10. Robert Ingles II
As the CEO of Ingles Market, he was one of the few CEOs to truly get paid less than $1 million, earning just $941,000. Unlike many others on this list, he doesn't have millions or billions in stocks to fall back on--this is it.
11. Joseph Gorga
The CEO of International Textiles Group also didn't breach the million dollar mark, earning $970,000. Like Ingles, he has benefits included. However, just short of a million is still nothing to scoff at, and Gorga seems to be doing fine.
12. Brian Bierbach
Serving as the CEO of American Midstream means a paltry $251,000 per year.

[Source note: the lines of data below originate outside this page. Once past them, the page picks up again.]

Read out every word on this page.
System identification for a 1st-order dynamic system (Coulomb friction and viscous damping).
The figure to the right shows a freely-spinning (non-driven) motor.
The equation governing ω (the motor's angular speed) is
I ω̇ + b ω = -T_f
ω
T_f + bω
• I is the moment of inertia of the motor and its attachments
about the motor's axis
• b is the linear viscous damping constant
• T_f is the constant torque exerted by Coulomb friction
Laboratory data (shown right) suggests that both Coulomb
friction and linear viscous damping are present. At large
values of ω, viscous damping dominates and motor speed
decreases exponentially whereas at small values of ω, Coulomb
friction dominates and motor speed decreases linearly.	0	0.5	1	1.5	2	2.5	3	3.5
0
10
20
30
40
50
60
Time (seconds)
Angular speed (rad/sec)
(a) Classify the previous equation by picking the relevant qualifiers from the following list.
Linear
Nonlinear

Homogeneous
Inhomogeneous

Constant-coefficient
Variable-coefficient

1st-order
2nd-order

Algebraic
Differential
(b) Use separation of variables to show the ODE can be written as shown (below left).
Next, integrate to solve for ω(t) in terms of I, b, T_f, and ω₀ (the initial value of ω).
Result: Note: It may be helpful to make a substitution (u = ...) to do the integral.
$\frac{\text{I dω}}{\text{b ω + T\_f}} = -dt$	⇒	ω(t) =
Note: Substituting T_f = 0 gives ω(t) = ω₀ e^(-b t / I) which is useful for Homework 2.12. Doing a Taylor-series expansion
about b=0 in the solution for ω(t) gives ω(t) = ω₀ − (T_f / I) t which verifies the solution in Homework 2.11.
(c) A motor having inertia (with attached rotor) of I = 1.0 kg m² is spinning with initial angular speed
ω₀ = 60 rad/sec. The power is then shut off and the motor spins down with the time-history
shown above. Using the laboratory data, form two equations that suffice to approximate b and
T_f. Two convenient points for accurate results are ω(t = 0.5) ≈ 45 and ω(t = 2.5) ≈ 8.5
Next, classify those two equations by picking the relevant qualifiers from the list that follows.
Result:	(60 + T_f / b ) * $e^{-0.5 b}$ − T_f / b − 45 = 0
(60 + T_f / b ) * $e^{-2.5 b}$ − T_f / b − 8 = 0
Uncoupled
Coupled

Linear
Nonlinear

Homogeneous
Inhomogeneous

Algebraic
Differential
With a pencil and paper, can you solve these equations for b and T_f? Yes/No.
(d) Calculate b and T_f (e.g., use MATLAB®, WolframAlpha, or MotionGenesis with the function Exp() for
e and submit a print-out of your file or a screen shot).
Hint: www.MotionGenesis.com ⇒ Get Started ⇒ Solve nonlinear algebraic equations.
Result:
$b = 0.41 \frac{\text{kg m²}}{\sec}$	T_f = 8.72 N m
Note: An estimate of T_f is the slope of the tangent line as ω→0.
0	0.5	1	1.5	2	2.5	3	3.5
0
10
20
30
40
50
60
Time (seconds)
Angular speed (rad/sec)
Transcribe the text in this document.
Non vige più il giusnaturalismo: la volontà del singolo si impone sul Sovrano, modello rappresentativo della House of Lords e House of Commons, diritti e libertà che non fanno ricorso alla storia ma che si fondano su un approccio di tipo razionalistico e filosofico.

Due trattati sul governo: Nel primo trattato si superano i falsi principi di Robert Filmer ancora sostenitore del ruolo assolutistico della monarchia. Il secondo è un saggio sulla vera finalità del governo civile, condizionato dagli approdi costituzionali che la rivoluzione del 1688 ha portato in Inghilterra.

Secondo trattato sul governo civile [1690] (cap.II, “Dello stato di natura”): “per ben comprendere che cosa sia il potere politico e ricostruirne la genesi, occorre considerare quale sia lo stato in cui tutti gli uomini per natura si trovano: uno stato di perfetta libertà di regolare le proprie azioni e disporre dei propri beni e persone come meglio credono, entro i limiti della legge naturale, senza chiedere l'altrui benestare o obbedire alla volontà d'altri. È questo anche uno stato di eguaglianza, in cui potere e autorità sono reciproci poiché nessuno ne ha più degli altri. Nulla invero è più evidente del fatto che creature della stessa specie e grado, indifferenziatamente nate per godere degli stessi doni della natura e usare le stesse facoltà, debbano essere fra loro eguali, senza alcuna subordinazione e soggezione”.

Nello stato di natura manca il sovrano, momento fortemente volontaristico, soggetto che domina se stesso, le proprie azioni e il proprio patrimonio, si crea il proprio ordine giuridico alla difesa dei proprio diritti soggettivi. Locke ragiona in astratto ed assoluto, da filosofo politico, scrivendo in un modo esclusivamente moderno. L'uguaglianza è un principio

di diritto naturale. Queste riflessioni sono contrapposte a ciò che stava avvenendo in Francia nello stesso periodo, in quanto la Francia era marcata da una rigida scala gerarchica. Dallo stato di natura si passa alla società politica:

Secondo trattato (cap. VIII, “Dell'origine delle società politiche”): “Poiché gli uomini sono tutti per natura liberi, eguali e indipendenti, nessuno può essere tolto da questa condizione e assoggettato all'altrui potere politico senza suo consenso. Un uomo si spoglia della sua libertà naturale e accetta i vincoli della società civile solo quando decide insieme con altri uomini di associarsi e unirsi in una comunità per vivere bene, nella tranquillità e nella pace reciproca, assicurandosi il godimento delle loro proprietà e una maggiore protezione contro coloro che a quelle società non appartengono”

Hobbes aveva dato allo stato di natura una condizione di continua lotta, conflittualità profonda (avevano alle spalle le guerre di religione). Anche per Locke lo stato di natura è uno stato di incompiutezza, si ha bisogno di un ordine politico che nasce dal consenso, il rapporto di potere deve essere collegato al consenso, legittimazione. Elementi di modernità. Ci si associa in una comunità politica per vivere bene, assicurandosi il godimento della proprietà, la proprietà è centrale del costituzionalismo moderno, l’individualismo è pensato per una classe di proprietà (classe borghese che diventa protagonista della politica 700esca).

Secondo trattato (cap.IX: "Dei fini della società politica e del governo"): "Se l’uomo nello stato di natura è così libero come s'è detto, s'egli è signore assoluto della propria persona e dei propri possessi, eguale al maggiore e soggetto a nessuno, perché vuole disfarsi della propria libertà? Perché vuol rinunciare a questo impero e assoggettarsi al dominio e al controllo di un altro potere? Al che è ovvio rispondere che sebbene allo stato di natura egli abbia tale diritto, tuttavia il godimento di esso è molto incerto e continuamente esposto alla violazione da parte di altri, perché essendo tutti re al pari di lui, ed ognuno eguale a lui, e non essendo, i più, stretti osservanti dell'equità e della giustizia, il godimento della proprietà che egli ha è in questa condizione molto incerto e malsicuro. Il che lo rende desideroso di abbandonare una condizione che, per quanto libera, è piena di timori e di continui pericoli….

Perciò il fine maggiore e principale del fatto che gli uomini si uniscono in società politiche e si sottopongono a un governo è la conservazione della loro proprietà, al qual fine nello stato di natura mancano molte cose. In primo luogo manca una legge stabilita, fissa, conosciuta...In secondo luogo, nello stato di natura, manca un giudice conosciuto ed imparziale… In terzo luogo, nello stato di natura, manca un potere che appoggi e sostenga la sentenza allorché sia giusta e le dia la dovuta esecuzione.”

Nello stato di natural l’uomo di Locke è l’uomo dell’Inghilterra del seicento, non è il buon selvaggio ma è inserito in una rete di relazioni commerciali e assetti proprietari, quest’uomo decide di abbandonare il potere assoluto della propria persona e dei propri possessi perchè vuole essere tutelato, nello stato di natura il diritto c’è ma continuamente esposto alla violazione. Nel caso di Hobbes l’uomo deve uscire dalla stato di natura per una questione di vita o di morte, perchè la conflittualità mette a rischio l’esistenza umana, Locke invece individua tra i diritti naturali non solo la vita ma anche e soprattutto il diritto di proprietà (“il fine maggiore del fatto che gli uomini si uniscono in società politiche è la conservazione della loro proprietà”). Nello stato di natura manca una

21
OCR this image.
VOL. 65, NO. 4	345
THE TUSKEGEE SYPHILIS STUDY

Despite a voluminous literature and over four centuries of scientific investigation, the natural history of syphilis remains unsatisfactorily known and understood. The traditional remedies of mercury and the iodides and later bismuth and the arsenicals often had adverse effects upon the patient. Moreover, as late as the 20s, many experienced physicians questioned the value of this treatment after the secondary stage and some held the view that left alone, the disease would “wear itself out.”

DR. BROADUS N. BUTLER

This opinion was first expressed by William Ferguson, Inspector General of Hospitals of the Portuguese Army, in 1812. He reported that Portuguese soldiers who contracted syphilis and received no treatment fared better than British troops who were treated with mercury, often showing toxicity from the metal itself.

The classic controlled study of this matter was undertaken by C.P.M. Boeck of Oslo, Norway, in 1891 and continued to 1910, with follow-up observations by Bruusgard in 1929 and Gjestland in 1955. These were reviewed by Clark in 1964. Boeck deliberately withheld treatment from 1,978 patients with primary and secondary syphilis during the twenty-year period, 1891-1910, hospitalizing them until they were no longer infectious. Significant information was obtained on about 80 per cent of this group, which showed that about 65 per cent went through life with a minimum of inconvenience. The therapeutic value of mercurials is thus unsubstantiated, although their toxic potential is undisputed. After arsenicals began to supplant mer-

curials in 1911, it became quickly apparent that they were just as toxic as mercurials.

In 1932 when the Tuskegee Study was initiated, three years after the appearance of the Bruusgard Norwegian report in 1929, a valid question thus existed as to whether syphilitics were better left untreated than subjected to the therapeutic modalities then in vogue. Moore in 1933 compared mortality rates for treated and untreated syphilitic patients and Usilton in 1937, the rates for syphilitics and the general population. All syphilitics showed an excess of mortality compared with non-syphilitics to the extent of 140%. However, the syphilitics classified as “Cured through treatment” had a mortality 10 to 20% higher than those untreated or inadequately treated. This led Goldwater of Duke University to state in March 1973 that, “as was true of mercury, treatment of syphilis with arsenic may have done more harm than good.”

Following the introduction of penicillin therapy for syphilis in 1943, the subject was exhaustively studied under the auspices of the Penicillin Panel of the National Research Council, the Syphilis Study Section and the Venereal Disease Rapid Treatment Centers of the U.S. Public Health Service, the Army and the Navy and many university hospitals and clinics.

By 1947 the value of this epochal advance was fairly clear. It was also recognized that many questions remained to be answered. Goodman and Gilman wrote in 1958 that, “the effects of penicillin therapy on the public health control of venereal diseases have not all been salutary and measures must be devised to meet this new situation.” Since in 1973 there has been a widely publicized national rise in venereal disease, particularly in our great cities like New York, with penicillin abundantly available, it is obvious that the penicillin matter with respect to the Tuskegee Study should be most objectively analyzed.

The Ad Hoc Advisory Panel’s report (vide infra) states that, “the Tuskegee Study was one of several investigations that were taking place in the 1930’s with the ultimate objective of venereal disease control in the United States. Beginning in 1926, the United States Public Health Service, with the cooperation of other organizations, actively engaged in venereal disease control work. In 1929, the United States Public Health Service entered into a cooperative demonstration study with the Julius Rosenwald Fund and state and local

Once you factor in the stress and time it takes to head a major company, perhaps he earns (at an hourly rate) no more than many of his mid-level staffers.
13. Kelcy Warren
He averages $2,200 to $3,600 per year as the CEO of Energy Transfer Partners. However, he makes it onto many lists as one of the richest people in the world and is worth an estimated $2 billion. An investment mogul, he can keep the salary of his "real job" low.
14. Alan Smith
The Quantum Energy Partners CEO makes in the mid-$30Ks each year. A Texas Tech grad, he simply says that he doesn't see the purpose of an inflated salary. He's one of the rare ones who does what he does solely out of passion and love. He's heavily involved in related foundations and projects.
15. Ruben Martin
Serving as the CEO of Martin Midstream Partners earns the founder around $125,000 per year. Not too high, not too low, just right for an executive. It's more than enough to keep most people comfortable.
Note: An earlier version of this column incorrectly characterized John Mackey's yearly paid time off bonuses, and incorrectly stated Carl Icahn still had an investment in Dell.